While pulmonary TB is most common, extrapulmonary manifestations in the hand typically present as tenosynovitis, osteomyelitis, or septic arthritis.

• Tuberculous Tenosynovitis: Often presents as a chronic, painless swelling of the volar wrist and palm, classically described as a "compound palmar ganglion." The hypertrophic synovium can cause secondary compression of the median nerve within the carpal tunnel.
• Surgical Management: Treatment requires a combination of systemic multidrug antituberculous therapy (RIPE regimen) and meticulous surgical tenosynovectomy. The flexor retinaculum is released, and the granulomatous tissue (often containing "rice bodies") is meticulously excised from around the flexor tendons to prevent tendon rupture.
• Osteoarticular TB: May require joint debridement, curettage of bone lesions, and eventual arthrodesis.
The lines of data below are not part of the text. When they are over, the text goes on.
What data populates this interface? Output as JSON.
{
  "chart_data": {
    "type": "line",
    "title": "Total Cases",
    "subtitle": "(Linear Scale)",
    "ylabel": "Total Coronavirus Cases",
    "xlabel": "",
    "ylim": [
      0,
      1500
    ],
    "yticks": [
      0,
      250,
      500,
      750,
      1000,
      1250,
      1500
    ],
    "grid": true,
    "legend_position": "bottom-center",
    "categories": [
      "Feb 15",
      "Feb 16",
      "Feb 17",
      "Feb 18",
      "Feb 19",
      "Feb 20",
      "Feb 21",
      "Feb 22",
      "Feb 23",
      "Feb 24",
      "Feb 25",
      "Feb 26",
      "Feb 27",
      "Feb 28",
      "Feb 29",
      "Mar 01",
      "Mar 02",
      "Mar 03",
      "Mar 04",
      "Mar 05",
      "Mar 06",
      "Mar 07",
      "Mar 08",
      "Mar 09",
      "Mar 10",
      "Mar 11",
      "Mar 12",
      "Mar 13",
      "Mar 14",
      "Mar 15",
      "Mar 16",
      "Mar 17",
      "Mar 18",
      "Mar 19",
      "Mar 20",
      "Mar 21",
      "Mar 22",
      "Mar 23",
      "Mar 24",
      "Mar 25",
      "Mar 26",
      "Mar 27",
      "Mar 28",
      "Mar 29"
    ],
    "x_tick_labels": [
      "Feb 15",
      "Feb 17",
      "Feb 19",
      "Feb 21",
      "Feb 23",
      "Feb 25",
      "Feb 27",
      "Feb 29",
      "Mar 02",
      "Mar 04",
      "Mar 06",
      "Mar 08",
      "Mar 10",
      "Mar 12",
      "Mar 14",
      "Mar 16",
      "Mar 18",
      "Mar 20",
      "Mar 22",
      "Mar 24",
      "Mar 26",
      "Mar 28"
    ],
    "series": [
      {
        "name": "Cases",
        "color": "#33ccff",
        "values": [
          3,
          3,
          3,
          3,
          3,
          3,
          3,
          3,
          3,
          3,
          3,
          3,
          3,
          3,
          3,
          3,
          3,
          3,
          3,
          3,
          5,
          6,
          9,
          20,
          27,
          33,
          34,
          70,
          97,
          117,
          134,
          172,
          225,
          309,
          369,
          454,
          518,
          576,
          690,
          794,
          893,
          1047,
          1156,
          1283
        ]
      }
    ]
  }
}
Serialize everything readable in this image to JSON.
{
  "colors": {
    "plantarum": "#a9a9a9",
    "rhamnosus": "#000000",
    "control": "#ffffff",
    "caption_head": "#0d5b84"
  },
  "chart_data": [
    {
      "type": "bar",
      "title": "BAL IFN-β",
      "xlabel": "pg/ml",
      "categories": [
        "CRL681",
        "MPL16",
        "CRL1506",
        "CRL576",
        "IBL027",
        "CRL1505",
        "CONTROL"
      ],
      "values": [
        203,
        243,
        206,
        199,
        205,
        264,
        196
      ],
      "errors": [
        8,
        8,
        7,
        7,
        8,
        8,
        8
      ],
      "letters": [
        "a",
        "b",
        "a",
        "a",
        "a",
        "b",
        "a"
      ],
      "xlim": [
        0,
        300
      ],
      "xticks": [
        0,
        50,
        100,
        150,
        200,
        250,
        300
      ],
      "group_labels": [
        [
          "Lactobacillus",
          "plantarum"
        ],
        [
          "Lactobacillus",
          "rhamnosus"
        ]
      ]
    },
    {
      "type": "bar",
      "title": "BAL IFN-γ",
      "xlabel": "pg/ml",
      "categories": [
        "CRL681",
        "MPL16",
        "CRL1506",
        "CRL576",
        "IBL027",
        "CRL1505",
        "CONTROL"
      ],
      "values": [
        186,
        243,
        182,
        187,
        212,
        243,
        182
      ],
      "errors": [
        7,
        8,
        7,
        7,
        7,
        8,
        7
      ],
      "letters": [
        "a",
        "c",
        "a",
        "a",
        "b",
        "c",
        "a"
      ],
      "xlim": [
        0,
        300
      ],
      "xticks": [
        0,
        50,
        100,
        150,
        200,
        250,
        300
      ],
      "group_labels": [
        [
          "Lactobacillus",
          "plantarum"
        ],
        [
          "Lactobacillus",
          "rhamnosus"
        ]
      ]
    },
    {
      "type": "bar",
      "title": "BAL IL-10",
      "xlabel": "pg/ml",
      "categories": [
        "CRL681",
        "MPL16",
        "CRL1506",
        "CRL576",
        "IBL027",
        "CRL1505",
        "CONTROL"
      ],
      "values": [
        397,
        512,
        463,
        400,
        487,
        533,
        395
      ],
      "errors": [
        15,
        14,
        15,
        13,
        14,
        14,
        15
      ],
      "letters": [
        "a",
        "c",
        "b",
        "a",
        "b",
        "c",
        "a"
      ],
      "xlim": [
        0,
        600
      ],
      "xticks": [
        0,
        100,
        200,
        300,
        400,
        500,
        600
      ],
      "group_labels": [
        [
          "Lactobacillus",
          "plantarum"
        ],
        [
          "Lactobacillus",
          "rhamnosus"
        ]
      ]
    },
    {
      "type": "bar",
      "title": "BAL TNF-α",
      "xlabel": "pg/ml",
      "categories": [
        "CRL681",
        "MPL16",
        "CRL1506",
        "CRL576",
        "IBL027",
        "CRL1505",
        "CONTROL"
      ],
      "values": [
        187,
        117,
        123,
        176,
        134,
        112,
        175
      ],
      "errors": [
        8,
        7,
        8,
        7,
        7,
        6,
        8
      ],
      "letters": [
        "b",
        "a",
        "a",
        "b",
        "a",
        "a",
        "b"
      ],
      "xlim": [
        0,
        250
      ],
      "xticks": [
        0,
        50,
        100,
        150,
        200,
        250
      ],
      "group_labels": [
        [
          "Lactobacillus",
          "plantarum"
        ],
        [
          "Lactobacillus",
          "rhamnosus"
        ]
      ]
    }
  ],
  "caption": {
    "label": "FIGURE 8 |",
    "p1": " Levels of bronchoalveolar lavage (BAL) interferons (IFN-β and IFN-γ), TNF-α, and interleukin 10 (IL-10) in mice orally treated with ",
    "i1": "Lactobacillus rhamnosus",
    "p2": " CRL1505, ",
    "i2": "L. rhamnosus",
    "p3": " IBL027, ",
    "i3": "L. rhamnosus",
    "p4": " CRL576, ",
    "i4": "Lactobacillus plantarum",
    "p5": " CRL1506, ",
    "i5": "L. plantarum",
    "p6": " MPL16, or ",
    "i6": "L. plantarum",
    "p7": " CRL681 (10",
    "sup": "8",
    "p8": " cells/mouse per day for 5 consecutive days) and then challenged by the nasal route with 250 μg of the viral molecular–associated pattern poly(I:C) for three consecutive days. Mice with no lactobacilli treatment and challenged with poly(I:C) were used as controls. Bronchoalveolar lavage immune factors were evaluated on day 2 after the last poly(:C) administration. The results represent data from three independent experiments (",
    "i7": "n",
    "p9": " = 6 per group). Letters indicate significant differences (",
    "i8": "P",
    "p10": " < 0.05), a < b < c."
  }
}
Nontuberculous Mycobacteria (NTM)

Mycobacterium marinum is the most common NTM infecting the hand, classically causing "fish tank granuloma." Infection occurs via inoculation of the bacteria through an abrasion while handling contaminated aquatic environments (fish tanks, swimming pools, marine life).

Clinical presentation of a chronic, poorly healing nodular lesion on the dorsum of the hand, typical of Mycobacterium marinum infection.

Clinical Presentation:
Presents as a chronic, poorly healing, violaceous nodule or ulcer, typically on the dorsum of the hand or fingers. It can progress to deep structure involvement, causing chronic tenosynovitis or septic arthritis. Sporotrichoid spread (nodules ascending along lymphatic drainage pathways) may occur.

Diagnosis:

Clinical Pearl: Routine bacterial cultures will be negative. If NTM is suspected, the laboratory must be explicitly instructed to culture the tissue specimen on Lowenstein-Jensen medium at 30°C to 32°C, as these organisms do not grow at standard core body temperatures (37°C).

Histological section demonstrating granulomatous inflammation with multinucleated giant cells, characteristic of mycobacterial infection.

Management:
* Medical: Prolonged antimicrobial therapy (often 3 to 6 months) is required. Regimens typically include Clarithromycin, Ethambutol, or Rifampin, guided by susceptibility testing.
* Surgical: Superficial skin lesions may resolve with antibiotics alone. However, deep infections involving the tenosynovium or joints require thorough surgical debridement and synovectomy to eradicate the disease and prevent structural damage.